At vertiv, we have addressed this issue by building platform components that allow you to plug and play any source into a canonical model. These canonical models are built using ontologies for the entities, so you do not have worry about complex mapping schemes to get your data stream ingested.
With new data ingestion comes new challenges with regards to data quality. With real-time data stream processing, vertiv is able to give you a real-time dashboard on the quality of data and can fix data issues based on the pre-defined business rules. With our newest addition of knowledge graphs and machine learning, our platform is continuously learning new ways of fixing data issues on the fly.
Some of key questions to address before we implement a data ingestion process for our client:
What are the existing data sources? Are all data sources on premise, in the cloud, or streams of data coming in real-time from external sources?
Is the data structured, un-structured or semi-structured?

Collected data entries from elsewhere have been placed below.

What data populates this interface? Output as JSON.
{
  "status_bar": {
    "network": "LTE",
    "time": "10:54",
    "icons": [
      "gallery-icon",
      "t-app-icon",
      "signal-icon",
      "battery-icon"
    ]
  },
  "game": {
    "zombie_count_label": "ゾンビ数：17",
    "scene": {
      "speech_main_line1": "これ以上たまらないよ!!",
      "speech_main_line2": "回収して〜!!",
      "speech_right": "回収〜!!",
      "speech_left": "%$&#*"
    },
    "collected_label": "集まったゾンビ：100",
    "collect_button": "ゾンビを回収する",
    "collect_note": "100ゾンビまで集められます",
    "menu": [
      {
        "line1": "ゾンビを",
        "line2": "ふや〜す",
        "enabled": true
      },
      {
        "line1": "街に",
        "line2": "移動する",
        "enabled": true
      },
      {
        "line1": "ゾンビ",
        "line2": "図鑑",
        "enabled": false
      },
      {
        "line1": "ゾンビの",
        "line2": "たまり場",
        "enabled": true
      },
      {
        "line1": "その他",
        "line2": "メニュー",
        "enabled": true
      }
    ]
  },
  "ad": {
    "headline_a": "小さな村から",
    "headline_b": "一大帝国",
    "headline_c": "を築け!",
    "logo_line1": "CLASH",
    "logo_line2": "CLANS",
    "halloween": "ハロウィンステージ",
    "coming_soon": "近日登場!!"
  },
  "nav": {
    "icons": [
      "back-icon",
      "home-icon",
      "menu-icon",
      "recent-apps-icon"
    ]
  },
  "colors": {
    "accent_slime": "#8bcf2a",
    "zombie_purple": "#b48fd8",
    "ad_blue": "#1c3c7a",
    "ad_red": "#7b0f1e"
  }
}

Are there knowledge graphs already available for the data? Any existing ontology that can be applied to the entities?
What are the critical volumes and throughput expected?
What percentage of data will be processed through computations to generate analytical dashboards?
Does your organization want flexible deployment options - on cloud, on Premise or hybrid?
Based on the answers, we will build the right data ingestion framework and turn on the appropriate rules in our platform.